PREP: 15 m
COOK: 3 h
TOTAL: 3h 15m
1. Spritz a rectangular baking dish (about 8- by 12-inch) with olive oil cooking spray. Set aside.
2. Shred or chop the chicken. (Note: Use a mixture of the white and dark meat, preferably chilled. If needed, add a pinch of salt and pepper. Makes 2 1/2 cups shredded chicken.) Stir together the chicken, marinara sauce, and balsamic vinegar in a large bowl; set aside.
3. Stir together the ricotta cheese, mozzarella cheese, and chicken broth in a medium bowl.
4. Into the baking dish, spread 1/3 of the chicken mixture; top with 3 of the noodles; then spread with 1/3 of the cheese mixture. Repeat. Then spread with remaining chicken mixture and dollop with remaining cheese mixture. (Note: If necessary, gently break apart one of the noodles for each layer to fit.)
5. Fully cover the baking dish with aluminum foil (from top to bottom and bottom to top) and freeze.

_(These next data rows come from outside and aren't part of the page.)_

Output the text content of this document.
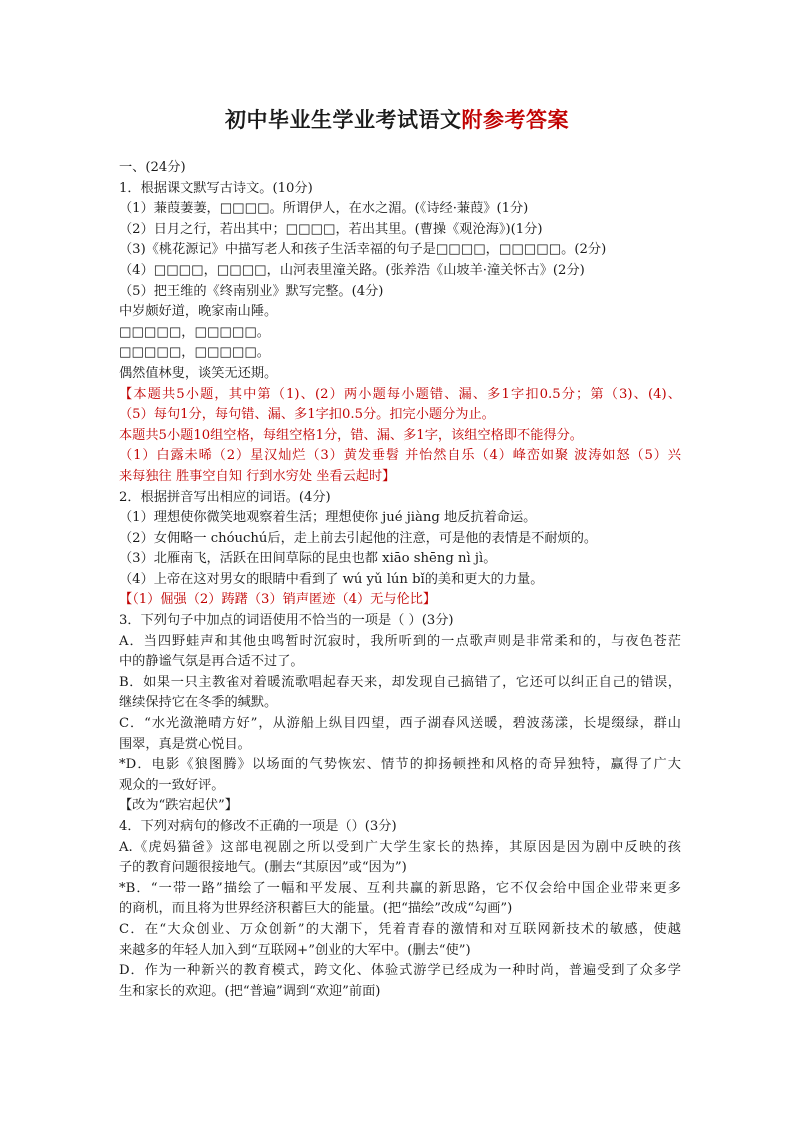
初中毕业生学业考试语文附参考答案
一、(24分)
1．根据课文默写古诗文。(10分)
（1）蒹葭萋萋，□□□□。所谓伊人，在水之湄。(《诗经·蒹葭》(1分)
（2）日月之行，若出其中；□□□□，若出其里。(曹操《观沧海》)(1分)
（3)《桃花源记》中描写老人和孩子生活幸福的句子是□□□□，□□□□□。(2分)
（4）□□□□，□□□□，山河表里潼关路。(张养浩《山坡羊·潼关怀古》(2分)
（5）把王维的《终南别业》默写完整。(4分)
中岁颇好道，晚家南山陲。
□□□□□，□□□□□。
□□□□□，□□□□□。
偶然值林叟，谈笑无还期。
【本题共5小题，其中第（1)、(2）两小题每小题错、漏、多1字扣0.5分；第（3)、(4)、
（5）每句1分，每句错、漏、多1字扣0.5分。扣完小题分为止。
本题共5小题10组空格，每组空格1分，错、漏、多1字，该组空格即不能得分。
（1）白露未晞（2）星汉灿烂（3）黄发垂髫 并怡然自乐（4）峰峦如聚 波涛如怒（5）兴
来每独往 胜事空自知 行到水穷处 坐看云起时】
2．根据拼音写出相应的词语。(4分)
（1）理想使你微笑地观察着生活；理想使你 jué jiàng 地反抗着命运。
（2）女佣略一 chóuchú后，走上前去引起他的注意，可是他的表情是不耐烦的。
（3）北雁南飞，活跃在田间草际的昆虫也都 xiāo shēng nì jì。
（4）上帝在这对男女的眼睛中看到了 wú yǔ lún bǐ的美和更大的力量。
【（1）倔强（2）踌躇（3）销声匿迹（4）无与伦比】
3．下列句子中加点的词语使用不恰当的一项是（ ）(3分)
A．当四野蛙声和其他虫鸣暂时沉寂时，我所听到的一点歌声则是非常柔和的，与夜色苍茫
中的静谧气氛是再合适不过了。
B．如果一只主教雀对着暖流歌唱起春天来，却发现自己搞错了，它还可以纠正自己的错误，
继续保持它在冬季的缄默。
C．“水光潋滟晴方好”，从游船上纵目四望，西子湖春风送暖，碧波荡漾，长堤缀绿，群山
围翠，真是赏心悦目。
*D．电影《狼图腾》以场面的气势恢宏、情节的抑扬顿挫和风格的奇异独特，赢得了广大
观众的一致好评。
【改为“跌宕起伏”】
4．下列对病句的修改不正确的一项是（）(3分)
A.《虎妈猫爸》这部电视剧之所以受到广大学生家长的热捧，其原因是因为剧中反映的孩
子的教育问题很接地气。(删去“其原因”或“因为”)
*B．“一带一路”描绘了一幅和平发展、互利共赢的新思路，它不仅会给中国企业带来更多
的商机，而且将为世界经济积蓄巨大的能量。(把“描绘”改成“勾画”)
C．在“大众创业、万众创新”的大潮下，凭着青春的激情和对互联网新技术的敏感，使越
来越多的年轻人加入到“互联网+”创业的大军中。(删去“使”)
D．作为一种新兴的教育模式，跨文化、体验式游学已经成为一种时尚，普遍受到了众多学
生和家长的欢迎。(把“普遍”调到“欢迎”前面)
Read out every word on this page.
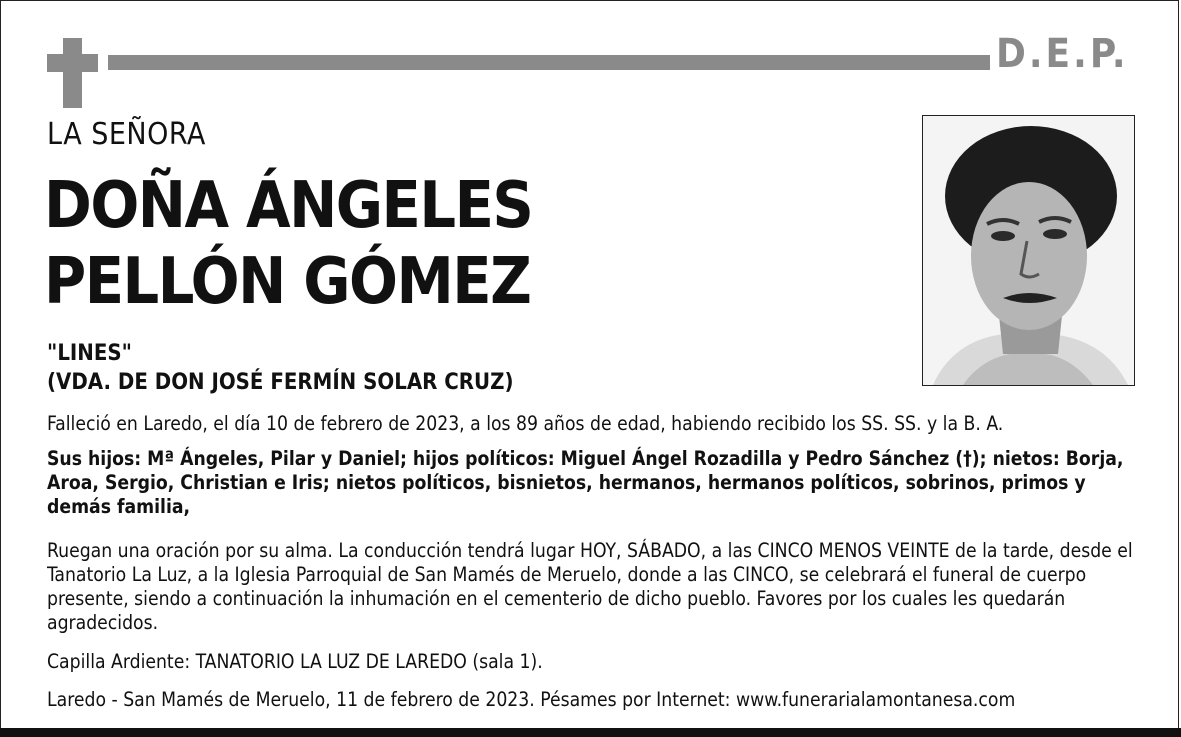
D.E.P.
LA SEÑORA
DOÑA ÁNGELES
PELLÓN GÓMEZ
"LINES"
(VDA. DE DON JOSÉ FERMÍN SOLAR CRUZ)

Falleció en Laredo, el día 10 de febrero de 2023, a los 89 años de edad, habiendo recibido los SS. SS. y la B. A.

Sus hijos: Mª Ángeles, Pilar y Daniel; hijos políticos: Miguel Ángel Rozadilla y Pedro Sánchez (†); nietos: Borja, Aroa, Sergio, Christian e Iris; nietos políticos, bisnietos, hermanos, hermanos políticos, sobrinos, primos y demás familia,

Ruegan una oración por su alma. La conducción tendrá lugar HOY, SÁBADO, a las CINCO MENOS VEINTE de la tarde, desde el Tanatorio La Luz, a la Iglesia Parroquial de San Mamés de Meruelo, donde a las CINCO, se celebrará el funeral de cuerpo presente, siendo a continuación la inhumación en el cementerio de dicho pueblo. Favores por los cuales les quedarán agradecidos.

Capilla Ardiente: TANATORIO LA LUZ DE LAREDO (sala 1).

Laredo - San Mamés de Meruelo, 11 de febrero de 2023. Pésames por Internet: www.funerarialamontanesa.com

6. To enjoy, keep well wrapped with foil and bake the frozen lasagna in a 375°F oven until heated through, about 2 hours 30 minutes. Remove foil, place a sheet pan or large sheet of foil on bottom rack to catch any drippings, and bake lasagna on middle rack until fully cooked, about 30 minutes more. Let stand 10 minutes before serving. (Hint: If desired, sprinkle with dried hot pepper flakes and/or fresh basil leaves at the table. Serve with a salad.)